Archived Forum Post

Index of archived forum posts

Question:

Character Encoding vs. Content-Type Encoding

Feb 20 '13 at 20:34

I am using the Perl library. Been running into an issue and hopefully you can shed some light.

I've been going back and forth for months with certain Japanese users who are unable to read our email.

When I asked the customer to send me an example of an email (from a different provider) that was readable, I noticed that email had a content type of iso-2022-jp with an encoding of base64.

Using your library, if I send an email with Japanese html content, you are setting the content type to "shift_jis" however you are still encoding the email with quoted-printable.

According to your docs, I thought that if you select shift_jis, you would also select base64 encoding. I'm making an assumption that this is the reason some Japanese users are unable to view our mail.

Attached is an example email that our system is creating. Is this right? Shouldn't it be encoded in base64?

Answer

Character encoding and Content-Transfer-Encoding encoding are two entirely different things.

A character encoding specifies the exact bytes used to represent each character in a language. For example:

Consider this character: É

In the iso-8859-1 character encoding, it is represented by a single byte: 0xC9
In the utf-8 character encoding, it is represented by a two bytes: 0xC3 0x89
In the ucs-2 character encoding, it is represented by a two bytes: 0x00 0xC9

The Content-Transfer-Encoding encoding of a MIME message indicates how the bytes comprising the body are encoded (if encoded at all). For historical reasons, it was important for many mail processors that MIME messages be comprised of 7bit printable (us-ascii) chars with maximum line-lengths. Non-text data, such as attached images or non-English text containing 8bit character encodings, are encoded most commonly using either base64 or quoted-printable (see http://en.wikipedia.org/wiki/MIME)

The Content-Transfer-Encoding has nothing to do with the character encoding of the text. The character encoding determines the bytes used to represent each char. The Content-Transfer-Encoding determines how MIME body bytes are encoded. The MIME body bytes might happen to be text, image data, or anything else.
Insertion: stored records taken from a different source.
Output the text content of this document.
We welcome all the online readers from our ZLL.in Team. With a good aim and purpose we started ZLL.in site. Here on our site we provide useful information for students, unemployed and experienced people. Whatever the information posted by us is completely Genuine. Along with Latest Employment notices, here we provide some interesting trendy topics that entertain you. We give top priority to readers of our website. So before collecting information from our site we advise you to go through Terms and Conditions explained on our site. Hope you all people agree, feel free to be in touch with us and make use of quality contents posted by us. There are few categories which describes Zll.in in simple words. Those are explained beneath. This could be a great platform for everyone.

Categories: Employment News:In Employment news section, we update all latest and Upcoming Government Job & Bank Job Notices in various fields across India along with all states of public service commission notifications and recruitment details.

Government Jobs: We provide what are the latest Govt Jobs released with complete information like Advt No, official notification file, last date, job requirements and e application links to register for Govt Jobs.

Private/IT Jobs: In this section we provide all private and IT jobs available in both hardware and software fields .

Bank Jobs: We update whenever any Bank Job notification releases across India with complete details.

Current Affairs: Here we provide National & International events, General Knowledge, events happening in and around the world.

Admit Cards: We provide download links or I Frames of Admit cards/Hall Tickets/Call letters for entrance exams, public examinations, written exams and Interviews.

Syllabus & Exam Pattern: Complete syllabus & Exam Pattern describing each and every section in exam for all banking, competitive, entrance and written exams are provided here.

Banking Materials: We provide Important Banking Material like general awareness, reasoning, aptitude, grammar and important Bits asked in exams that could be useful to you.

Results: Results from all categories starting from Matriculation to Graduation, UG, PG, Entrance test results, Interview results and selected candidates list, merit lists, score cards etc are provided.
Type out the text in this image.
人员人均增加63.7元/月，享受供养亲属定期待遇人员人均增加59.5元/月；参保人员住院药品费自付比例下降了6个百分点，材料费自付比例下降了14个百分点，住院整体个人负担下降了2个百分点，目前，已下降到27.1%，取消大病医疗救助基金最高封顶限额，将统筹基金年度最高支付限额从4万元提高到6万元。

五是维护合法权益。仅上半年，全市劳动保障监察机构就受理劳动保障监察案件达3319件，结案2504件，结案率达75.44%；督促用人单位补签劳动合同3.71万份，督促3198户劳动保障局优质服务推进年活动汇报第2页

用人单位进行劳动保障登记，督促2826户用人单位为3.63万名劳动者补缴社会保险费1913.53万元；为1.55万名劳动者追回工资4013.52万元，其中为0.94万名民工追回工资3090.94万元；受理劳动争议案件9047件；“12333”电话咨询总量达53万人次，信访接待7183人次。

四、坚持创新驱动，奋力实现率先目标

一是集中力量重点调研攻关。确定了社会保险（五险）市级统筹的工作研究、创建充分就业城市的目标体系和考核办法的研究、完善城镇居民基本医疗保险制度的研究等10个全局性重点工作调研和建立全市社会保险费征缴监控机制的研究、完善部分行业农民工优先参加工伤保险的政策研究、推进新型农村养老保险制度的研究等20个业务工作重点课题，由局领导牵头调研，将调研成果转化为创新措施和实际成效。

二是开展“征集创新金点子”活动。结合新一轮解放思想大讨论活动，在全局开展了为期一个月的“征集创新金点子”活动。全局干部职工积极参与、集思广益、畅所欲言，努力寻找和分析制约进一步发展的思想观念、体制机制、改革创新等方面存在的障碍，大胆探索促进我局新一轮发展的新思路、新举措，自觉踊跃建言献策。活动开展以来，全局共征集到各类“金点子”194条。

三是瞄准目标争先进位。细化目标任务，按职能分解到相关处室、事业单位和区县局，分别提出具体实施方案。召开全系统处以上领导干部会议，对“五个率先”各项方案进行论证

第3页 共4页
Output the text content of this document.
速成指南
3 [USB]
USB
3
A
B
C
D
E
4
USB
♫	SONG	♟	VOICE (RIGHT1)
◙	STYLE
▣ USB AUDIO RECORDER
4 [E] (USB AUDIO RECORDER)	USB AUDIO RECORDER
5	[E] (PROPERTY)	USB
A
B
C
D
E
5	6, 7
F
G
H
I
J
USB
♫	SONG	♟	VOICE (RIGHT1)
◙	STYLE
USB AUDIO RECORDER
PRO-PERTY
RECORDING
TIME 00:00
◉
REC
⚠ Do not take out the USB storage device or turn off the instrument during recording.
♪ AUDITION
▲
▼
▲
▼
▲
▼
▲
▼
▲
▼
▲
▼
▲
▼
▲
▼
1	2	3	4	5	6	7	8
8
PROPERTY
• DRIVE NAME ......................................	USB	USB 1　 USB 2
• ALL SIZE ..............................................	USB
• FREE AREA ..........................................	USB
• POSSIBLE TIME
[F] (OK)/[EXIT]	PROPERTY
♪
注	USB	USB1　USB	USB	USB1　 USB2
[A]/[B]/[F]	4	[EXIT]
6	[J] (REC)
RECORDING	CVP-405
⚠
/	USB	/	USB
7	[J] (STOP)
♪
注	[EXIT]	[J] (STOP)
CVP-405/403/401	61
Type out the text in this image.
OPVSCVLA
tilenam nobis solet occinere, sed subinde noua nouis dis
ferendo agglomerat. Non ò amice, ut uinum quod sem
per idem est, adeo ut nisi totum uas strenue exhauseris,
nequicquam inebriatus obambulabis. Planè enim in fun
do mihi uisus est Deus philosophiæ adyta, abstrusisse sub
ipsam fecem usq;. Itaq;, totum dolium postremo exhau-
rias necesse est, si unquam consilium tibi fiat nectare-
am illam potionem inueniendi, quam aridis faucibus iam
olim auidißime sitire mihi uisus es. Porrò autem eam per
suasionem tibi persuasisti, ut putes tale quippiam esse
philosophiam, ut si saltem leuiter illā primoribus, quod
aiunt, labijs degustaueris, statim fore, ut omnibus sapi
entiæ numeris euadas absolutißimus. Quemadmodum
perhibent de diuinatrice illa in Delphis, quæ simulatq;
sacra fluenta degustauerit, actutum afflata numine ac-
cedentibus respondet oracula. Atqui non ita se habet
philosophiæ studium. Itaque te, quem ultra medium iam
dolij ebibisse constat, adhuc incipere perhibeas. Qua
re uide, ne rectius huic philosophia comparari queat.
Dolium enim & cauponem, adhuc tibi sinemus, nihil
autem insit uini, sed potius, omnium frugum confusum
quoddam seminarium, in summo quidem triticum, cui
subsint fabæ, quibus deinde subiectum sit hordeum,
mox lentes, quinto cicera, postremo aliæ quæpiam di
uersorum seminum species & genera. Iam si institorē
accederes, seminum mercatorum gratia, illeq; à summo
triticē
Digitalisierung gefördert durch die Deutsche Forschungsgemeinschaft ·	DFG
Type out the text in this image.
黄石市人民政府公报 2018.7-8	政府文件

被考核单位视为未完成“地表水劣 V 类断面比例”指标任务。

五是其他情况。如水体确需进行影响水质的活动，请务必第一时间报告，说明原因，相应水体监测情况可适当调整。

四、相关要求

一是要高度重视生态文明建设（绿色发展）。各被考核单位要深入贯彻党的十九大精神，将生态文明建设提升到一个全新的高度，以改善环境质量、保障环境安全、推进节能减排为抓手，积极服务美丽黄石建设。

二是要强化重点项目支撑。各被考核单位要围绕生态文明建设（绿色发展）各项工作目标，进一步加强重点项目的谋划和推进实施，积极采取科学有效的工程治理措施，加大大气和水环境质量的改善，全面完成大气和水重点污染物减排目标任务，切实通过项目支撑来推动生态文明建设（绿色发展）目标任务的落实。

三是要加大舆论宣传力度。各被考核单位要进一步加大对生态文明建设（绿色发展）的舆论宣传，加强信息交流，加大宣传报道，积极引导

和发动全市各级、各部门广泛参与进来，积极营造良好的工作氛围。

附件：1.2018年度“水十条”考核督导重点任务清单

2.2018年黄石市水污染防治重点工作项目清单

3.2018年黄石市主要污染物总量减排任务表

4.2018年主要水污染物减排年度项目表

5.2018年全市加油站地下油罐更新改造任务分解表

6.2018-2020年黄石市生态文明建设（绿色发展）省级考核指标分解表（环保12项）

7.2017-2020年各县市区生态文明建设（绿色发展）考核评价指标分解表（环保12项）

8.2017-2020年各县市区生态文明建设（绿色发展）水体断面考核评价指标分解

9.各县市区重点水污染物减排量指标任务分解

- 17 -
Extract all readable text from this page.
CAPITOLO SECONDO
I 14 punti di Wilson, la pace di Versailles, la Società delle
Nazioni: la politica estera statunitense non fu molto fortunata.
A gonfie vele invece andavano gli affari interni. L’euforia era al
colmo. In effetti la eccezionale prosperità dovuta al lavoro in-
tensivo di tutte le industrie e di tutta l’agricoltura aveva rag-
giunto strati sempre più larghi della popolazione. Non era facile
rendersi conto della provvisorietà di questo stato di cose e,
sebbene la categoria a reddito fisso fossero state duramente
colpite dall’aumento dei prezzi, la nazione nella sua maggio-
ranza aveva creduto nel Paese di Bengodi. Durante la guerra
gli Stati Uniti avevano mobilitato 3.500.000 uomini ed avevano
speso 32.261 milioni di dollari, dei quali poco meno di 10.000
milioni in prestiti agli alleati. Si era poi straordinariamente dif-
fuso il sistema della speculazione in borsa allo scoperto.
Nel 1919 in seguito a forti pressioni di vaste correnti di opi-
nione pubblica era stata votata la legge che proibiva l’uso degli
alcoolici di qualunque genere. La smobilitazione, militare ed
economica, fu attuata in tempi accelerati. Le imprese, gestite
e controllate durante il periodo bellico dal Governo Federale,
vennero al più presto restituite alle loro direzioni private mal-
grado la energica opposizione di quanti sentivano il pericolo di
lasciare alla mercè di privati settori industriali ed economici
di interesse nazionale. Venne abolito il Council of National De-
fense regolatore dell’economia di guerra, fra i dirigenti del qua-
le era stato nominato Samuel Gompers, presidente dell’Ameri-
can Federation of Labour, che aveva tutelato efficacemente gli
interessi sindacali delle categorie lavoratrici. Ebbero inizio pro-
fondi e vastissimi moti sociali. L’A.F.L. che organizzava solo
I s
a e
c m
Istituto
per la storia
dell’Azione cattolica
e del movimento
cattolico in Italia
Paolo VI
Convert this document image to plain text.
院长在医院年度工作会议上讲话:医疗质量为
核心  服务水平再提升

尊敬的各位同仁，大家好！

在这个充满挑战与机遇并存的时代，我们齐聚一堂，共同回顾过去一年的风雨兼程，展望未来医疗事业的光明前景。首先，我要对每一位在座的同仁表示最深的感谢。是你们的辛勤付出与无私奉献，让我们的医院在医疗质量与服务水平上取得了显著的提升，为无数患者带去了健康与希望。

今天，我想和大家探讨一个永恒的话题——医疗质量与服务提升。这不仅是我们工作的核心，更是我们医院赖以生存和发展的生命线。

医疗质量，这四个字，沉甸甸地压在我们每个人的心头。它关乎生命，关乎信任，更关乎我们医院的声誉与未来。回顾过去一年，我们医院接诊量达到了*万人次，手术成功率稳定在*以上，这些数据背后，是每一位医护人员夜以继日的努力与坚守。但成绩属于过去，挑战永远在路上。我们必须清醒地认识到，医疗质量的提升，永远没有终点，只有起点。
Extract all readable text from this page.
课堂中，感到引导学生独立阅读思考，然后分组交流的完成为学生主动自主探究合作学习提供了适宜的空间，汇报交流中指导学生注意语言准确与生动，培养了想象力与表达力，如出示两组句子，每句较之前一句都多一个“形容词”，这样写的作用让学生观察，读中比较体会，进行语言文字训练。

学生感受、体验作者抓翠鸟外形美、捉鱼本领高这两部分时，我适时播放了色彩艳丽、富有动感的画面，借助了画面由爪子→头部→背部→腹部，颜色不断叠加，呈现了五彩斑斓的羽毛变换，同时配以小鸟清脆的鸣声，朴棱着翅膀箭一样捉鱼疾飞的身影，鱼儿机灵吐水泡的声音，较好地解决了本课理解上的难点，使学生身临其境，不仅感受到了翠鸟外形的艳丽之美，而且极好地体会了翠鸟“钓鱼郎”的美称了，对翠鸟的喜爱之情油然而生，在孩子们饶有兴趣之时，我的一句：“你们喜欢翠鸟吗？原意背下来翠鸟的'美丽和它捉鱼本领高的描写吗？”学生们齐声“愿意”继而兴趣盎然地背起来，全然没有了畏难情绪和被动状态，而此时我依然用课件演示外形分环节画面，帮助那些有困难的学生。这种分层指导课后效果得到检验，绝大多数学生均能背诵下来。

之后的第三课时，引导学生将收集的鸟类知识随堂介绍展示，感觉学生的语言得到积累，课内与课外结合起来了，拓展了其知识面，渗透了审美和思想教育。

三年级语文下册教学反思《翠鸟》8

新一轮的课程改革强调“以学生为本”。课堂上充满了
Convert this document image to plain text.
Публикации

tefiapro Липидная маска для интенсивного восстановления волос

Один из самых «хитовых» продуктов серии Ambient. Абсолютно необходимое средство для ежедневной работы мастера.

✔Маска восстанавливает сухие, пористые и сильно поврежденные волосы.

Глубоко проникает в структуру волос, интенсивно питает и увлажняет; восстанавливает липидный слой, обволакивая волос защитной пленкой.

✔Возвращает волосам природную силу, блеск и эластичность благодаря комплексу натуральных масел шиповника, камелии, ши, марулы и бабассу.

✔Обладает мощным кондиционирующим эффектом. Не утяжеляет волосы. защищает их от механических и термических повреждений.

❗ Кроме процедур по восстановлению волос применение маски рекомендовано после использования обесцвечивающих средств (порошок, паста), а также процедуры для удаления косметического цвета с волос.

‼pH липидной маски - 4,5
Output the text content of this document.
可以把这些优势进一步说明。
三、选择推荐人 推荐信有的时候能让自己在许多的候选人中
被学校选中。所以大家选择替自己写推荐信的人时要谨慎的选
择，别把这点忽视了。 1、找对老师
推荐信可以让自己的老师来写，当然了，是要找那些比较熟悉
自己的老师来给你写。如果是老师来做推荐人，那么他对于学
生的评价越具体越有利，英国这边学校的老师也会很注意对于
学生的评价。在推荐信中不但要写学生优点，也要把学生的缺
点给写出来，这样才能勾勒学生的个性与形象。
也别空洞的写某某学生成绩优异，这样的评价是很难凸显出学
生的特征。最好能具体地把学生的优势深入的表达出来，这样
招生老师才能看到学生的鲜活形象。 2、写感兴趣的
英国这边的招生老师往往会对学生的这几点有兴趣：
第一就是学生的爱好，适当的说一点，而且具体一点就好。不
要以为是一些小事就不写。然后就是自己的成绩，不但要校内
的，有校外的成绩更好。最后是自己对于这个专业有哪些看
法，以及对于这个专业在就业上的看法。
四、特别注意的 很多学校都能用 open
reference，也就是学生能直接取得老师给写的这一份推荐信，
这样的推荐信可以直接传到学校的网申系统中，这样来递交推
It's perfectly valid to choose either quoted-printable or base64 in any situation. Any MIME reader should decode according to the Content-Transfer-Encoding and the result will be the same. The only reason for choosing one over the other is probably due to size. Base64 is good for non-text data, or character data where the vast majority of characters are non-us-ascii. This would result in a 4/3rds increase in size, because every 3 bytes is represented as 4 printable chars. Quoted-printable is more efficient for text data where a large majority of chars are 7bit us-ascii, such as with European languages with accented chars, or perhaps HTML where the HTML tags and markup account for a large portion of the text.